Maritime and Oil & Gas
XCM passed ISO9001, Marine oil field machining components rely on five-axis linkage ultra-precision machining technology, combined with Inconel/Ti-6Al-4V and other special alloy materials, the precision of key components up to ±0.005mm, nano-coating and deep nitriding treatment, corrosion resistance increased by 60%, Can withstand 1000℃ high temperature and 180MPa high pressure environment. XCM extends component life up to 120,000 hours through four-stage gas seal testing and stress/temperature/wear/vibration suppression technology.

Aerospace
Micron machining 5-axis CNC technology (accuracy ±0.003mm) supports complex surface processing of titanium alloy and nickel-based superalloy; The intelligent cutting parameter optimization system controls the tool load in real time and reduces the machining loss by 22%.Complex Geometry Fabrication Achieves intricate shapes (e.g., turbine disks, airfoils) via CNC programming, meeting aerodynamic and lightweight requirementsAutomated Production Minimizes human errors and enhances efficiency through CNC automation, ensuring consistency in large-scale manufacturing

Medical
Through ISO 9001 and ISO 13485 certification, relying on five-axis ultra-precision machining technology, combined with medical grade titanium alloy (Ti-6Al-4V ELI), cobalt-chromium alloy and biocompatible materials such as PEEK, the processing accuracy of key implants is up to ±0.005mm, and through nano-level electrolytic polishing and passivation treatment, surface roughness can reach to Ra≤0.1μm. Through stress optimization and microdefect control technology make the component life of more than 15 years, the defect rate < 0.005%.

Energy
The advantages of XCM in the field of energy component processing are reflected in three aspects: technology, efficiency and sustainability. The five-axis linkage CNC system and ultra-precision machining technology can complete high-precision machining of high-end components such as complex surfaces and thin-walled structures (accuracy up to ±0.003mm), meeting the requirements of harsh working conditions such as wind turbine blades and nuclear power seals.
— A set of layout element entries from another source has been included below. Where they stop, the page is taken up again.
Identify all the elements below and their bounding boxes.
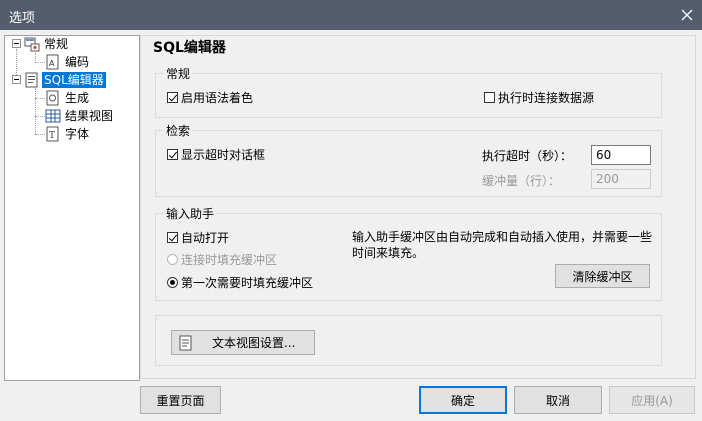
input-assistant-group-title: 输入助手 bbox=[164, 205, 217, 222]
generate-icon bbox=[46, 90, 59, 106]
sql-editor-icon bbox=[25, 72, 38, 88]
cancel-button[interactable]: 取消 bbox=[514, 386, 602, 414]
page-title: SQL编辑器 bbox=[153, 40, 226, 56]
window-title: 选项 bbox=[9, 11, 36, 26]
input-assistant-help-text: 输入助手缓冲区由自动完成和自动插入使用，并需要一些时间来填充。 bbox=[352, 230, 653, 260]
show-timeout-dialog-checkbox[interactable]: 显示超时对话框 bbox=[167, 146, 265, 163]
radio-circle bbox=[167, 254, 178, 265]
reset-page-button[interactable]: 重置页面 bbox=[140, 386, 221, 414]
exec-timeout-label: 执行超时（秒）： bbox=[482, 149, 573, 163]
checkbox-box bbox=[167, 92, 178, 103]
fill-on-first-need-radio[interactable]: 第一次需要时填充缓冲区 bbox=[167, 274, 313, 291]
clear-buffer-button[interactable]: 清除缓冲区 bbox=[555, 264, 650, 288]
auto-open-checkbox[interactable]: 自动打开 bbox=[167, 229, 229, 246]
text-view-settings-button[interactable]: 文本视图设置... bbox=[171, 330, 315, 355]
options-tree[interactable]: 常规 A 编码 SQL编辑器 生成 结果视图 T 字体 bbox=[4, 35, 140, 381]
title-bar: 选项 bbox=[0, 0, 702, 30]
buffer-rows-input[interactable]: 200 bbox=[591, 169, 651, 189]
close-icon bbox=[681, 9, 693, 21]
checkbox-box bbox=[167, 149, 178, 160]
tree-line bbox=[35, 134, 45, 135]
search-group bbox=[155, 130, 662, 197]
grid-icon bbox=[45, 109, 61, 123]
collapse-toggle-sql-editor[interactable] bbox=[12, 75, 21, 84]
svg-text:A: A bbox=[49, 59, 55, 68]
tree-item-general[interactable]: 常规 bbox=[24, 35, 70, 53]
tree-item-result-view[interactable]: 结果视图 bbox=[45, 107, 115, 125]
fill-on-connect-radio[interactable]: 连接时填充缓冲区 bbox=[167, 251, 277, 268]
radio-circle bbox=[167, 277, 178, 288]
checkbox-box bbox=[167, 232, 178, 243]
tree-line bbox=[35, 116, 45, 117]
buffer-rows-label: 缓冲量（行）： bbox=[482, 174, 561, 188]
general-group-title: 常规 bbox=[164, 65, 193, 82]
connect-on-execute-checkbox[interactable]: 执行时连接数据源 bbox=[484, 89, 594, 106]
ok-button[interactable]: 确定 bbox=[419, 386, 507, 414]
tree-line bbox=[35, 88, 36, 134]
encoding-icon: A bbox=[46, 54, 59, 70]
svg-text:T: T bbox=[49, 131, 55, 141]
search-group-title: 检索 bbox=[164, 122, 193, 139]
close-button[interactable] bbox=[672, 0, 702, 30]
tree-item-encoding[interactable]: A 编码 bbox=[45, 53, 91, 71]
tree-line bbox=[35, 98, 45, 99]
tree-line bbox=[35, 62, 45, 63]
exec-timeout-input[interactable]: 60 bbox=[591, 145, 651, 165]
text-settings-icon bbox=[179, 335, 192, 350]
apply-button[interactable]: 应用(A) bbox=[609, 386, 695, 414]
tree-item-generate[interactable]: 生成 bbox=[45, 89, 91, 107]
tree-item-font[interactable]: T 字体 bbox=[45, 125, 91, 143]
settings-icon bbox=[24, 37, 40, 52]
checkbox-box bbox=[484, 92, 495, 103]
font-icon: T bbox=[46, 126, 59, 142]
tree-item-sql-editor[interactable]: SQL编辑器 bbox=[24, 71, 106, 89]
collapse-toggle-general[interactable] bbox=[12, 39, 21, 48]
syntax-highlight-checkbox[interactable]: 启用语法着色 bbox=[167, 89, 253, 106]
Through computer software programming and process optimization, the processing efficiency can be increased by more than 30%, material loss can be reduced by 15%, and the unit cost can be reduced by 20%.

Robotics & Automation
XCM has become an ideal partner for robot component manufacturing with its high-precision processing technology and industry experience. We use imported five-axis CNC equipment (accuracy ±0.01mm) and strict quality inspection processes to ensure the durability and dynamic performance of key components such as robot arm joints and reducers. The mature one-stop service covers design optimization, material selection to mass production, supports the processing of special materials such as titanium alloy and carbon fiber, and meets the lightweight requirements of collaborative robots and high load requirements of industrial robots.

Automotive
As a professional partner in the field of precision parts processing in the automotive industry, XCM provides customers with high-precision and high-reliability component solutions with advanced CNC machining technology, intelligent production systems and rich industry experience. We use advanced machine tools such as five-axis linkage machining centers and turning and milling equipment, combined with a strict IATF 16949 quality management system to ensure that the dimensional accuracy of various metal parts reaches the micron level, fully meeting the stringent requirements of key parts such as engines and transmission systems.